Shorter version: I am wondering if non-elastic collisions preserve time-symmetery; i.e., given a set of objects with positions and velocities known at a given time, we can calculate forward in time and predict when they will collide, but is it possible to calculate backward in time and see which objects were perhaps formed through inelastic collisions of two smaller objects?
Longer version: Given an isolated (isolated meaning there is nothing around for it to collide with) classical object and knowing its current position and velocity one can determine where it will be for all time and where it has been for all time. If the object were to be placed in some sort of force field we can still determine where it will be for all time and where it has been for all time. The reason we can know both where it will be and where it has been, I believe, is due to the time-reversal symmetry of physics (which, if I remember right, leads to the conservation of energy).

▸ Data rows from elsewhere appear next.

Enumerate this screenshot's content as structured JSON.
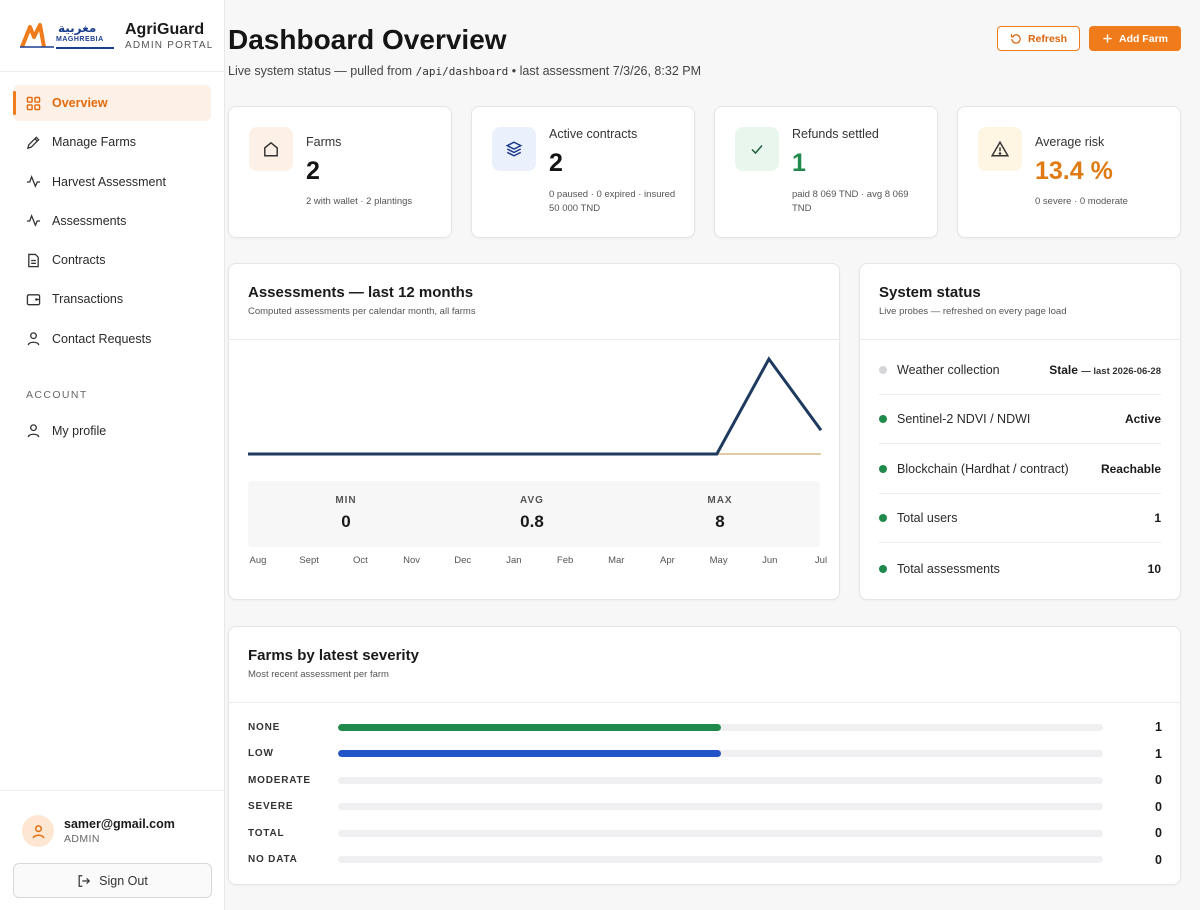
{
  "brand": {
    "logo_arabic": "مغربية",
    "logo_latin": "MAGHREBIA",
    "name": "AgriGuard",
    "subtitle": "ADMIN PORTAL"
  },
  "sidebar": {
    "items": [
      {
        "label": "Overview",
        "icon": "grid-icon",
        "active": true
      },
      {
        "label": "Manage Farms",
        "icon": "pencil-icon"
      },
      {
        "label": "Harvest Assessment",
        "icon": "activity-icon"
      },
      {
        "label": "Assessments",
        "icon": "activity-icon"
      },
      {
        "label": "Contracts",
        "icon": "document-icon"
      },
      {
        "label": "Transactions",
        "icon": "wallet-icon"
      },
      {
        "label": "Contact Requests",
        "icon": "user-icon"
      }
    ],
    "account_section": "ACCOUNT",
    "account_items": [
      {
        "label": "My profile",
        "icon": "user-icon"
      }
    ],
    "user": {
      "email": "samer@gmail.com",
      "role": "ADMIN"
    },
    "sign_out": "Sign Out"
  },
  "header": {
    "title": "Dashboard Overview",
    "subtitle_prefix": "Live system status — pulled from",
    "endpoint": "/api/dashboard",
    "subtitle_suffix": "• last assessment 7/3/26, 8:32 PM",
    "refresh_label": "Refresh",
    "add_farm_label": "Add Farm"
  },
  "stats": [
    {
      "label": "Farms",
      "value": "2",
      "note": "2 with wallet · 2 plantings",
      "icon": "home-icon"
    },
    {
      "label": "Active contracts",
      "value": "2",
      "note": "0 paused · 0 expired · insured 50 000 TND",
      "icon": "layers-icon"
    },
    {
      "label": "Refunds settled",
      "value": "1",
      "note": "paid 8 069 TND · avg 8 069 TND",
      "icon": "check-icon"
    },
    {
      "label": "Average risk",
      "value": "13.4 %",
      "note": "0 severe · 0 moderate",
      "icon": "warning-icon"
    }
  ],
  "colors": {
    "accent": "#ef7b1a",
    "success": "#1f8a4c",
    "risk": "#e07b14",
    "line": "#1e3a5f",
    "blue": "#2354c7"
  },
  "assessments_chart": {
    "title": "Assessments — last 12 months",
    "subtitle": "Computed assessments per calendar month, all farms",
    "min_label": "MIN",
    "min_value": "0",
    "avg_label": "AVG",
    "avg_value": "0.8",
    "max_label": "MAX",
    "max_value": "8"
  },
  "chart_data": {
    "type": "line",
    "title": "Assessments — last 12 months",
    "categories": [
      "Aug",
      "Sept",
      "Oct",
      "Nov",
      "Dec",
      "Jan",
      "Feb",
      "Mar",
      "Apr",
      "May",
      "Jun",
      "Jul"
    ],
    "values": [
      0,
      0,
      0,
      0,
      0,
      0,
      0,
      0,
      0,
      0,
      8,
      2
    ],
    "ylim": [
      0,
      8
    ],
    "grid": false
  },
  "system_status": {
    "title": "System status",
    "subtitle": "Live probes — refreshed on every page load",
    "rows": [
      {
        "name": "Weather collection",
        "value": "Stale",
        "detail": "— last 2026-06-28",
        "status": "stale"
      },
      {
        "name": "Sentinel-2 NDVI / NDWI",
        "value": "Active",
        "detail": "",
        "status": "ok"
      },
      {
        "name": "Blockchain (Hardhat / contract)",
        "value": "Reachable",
        "detail": "",
        "status": "ok"
      },
      {
        "name": "Total users",
        "value": "1",
        "detail": "",
        "status": "ok"
      },
      {
        "name": "Total assessments",
        "value": "10",
        "detail": "",
        "status": "ok"
      }
    ]
  },
  "severity": {
    "title": "Farms by latest severity",
    "subtitle": "Most recent assessment per farm",
    "max": 2,
    "rows": [
      {
        "label": "NONE",
        "count": "1",
        "value": 1,
        "color": "#1f8a4c"
      },
      {
        "label": "LOW",
        "count": "1",
        "value": 1,
        "color": "#2354c7"
      },
      {
        "label": "MODERATE",
        "count": "0",
        "value": 0,
        "color": "#e07b14"
      },
      {
        "label": "SEVERE",
        "count": "0",
        "value": 0,
        "color": "#c62828"
      },
      {
        "label": "TOTAL",
        "count": "0",
        "value": 0,
        "color": "#6b21a8"
      },
      {
        "label": "NO DATA",
        "count": "0",
        "value": 0,
        "color": "#9e9e9e"
      }
    ]
  }
}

Moving to non-isolated objects, if we know the velocity and position of every object in a system such as the solar system we can similarly determine where all these objects will be and where they have been. Moving forward in time, some objects will collide and will either fracture or stick together. However, even though we can calculate collisions when moving forward in time, moving backwards in time it is a lot more difficult to determine when collisions occurred, especially if the result was the sticking together of two bodies.

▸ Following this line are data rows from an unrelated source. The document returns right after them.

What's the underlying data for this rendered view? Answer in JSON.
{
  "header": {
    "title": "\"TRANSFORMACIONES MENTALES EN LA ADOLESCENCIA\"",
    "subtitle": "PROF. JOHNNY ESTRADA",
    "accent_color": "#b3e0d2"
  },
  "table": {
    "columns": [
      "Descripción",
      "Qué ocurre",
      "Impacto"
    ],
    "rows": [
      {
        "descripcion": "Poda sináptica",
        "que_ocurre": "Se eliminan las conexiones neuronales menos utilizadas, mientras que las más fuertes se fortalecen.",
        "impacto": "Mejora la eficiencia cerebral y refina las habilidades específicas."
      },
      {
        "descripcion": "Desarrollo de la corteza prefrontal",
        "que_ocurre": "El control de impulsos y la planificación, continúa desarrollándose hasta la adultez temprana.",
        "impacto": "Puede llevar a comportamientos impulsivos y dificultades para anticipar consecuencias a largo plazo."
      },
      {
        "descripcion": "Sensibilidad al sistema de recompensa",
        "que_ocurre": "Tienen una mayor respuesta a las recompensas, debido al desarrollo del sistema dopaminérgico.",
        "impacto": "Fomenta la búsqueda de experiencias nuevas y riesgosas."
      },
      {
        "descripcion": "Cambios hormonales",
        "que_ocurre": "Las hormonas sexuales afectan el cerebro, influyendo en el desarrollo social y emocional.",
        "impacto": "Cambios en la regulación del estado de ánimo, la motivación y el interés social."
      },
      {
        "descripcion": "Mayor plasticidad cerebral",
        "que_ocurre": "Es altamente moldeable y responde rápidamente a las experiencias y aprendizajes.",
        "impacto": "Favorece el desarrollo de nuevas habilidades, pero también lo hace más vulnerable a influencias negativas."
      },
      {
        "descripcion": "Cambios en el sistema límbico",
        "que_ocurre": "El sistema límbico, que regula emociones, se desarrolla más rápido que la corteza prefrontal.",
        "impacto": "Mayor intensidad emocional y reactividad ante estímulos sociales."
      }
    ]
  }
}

In the specific example of the solar system, I could run a full simulation forward and know what the solar system will look like years from now (barring any unmodeled perturbations from passing stars) but I can't run the same simulation backwards and know when objects have experienced collisions or, running the simulation back in time very far, what the primordial solar system looked like before anything resembling the planets was formed.
There seems to be an asymmetry here: I can calculate collisions moving forward in time, but I can't always calculate collisions when moving back in time. Why is this? Is it due to these collisions quite often being inelastic collisions?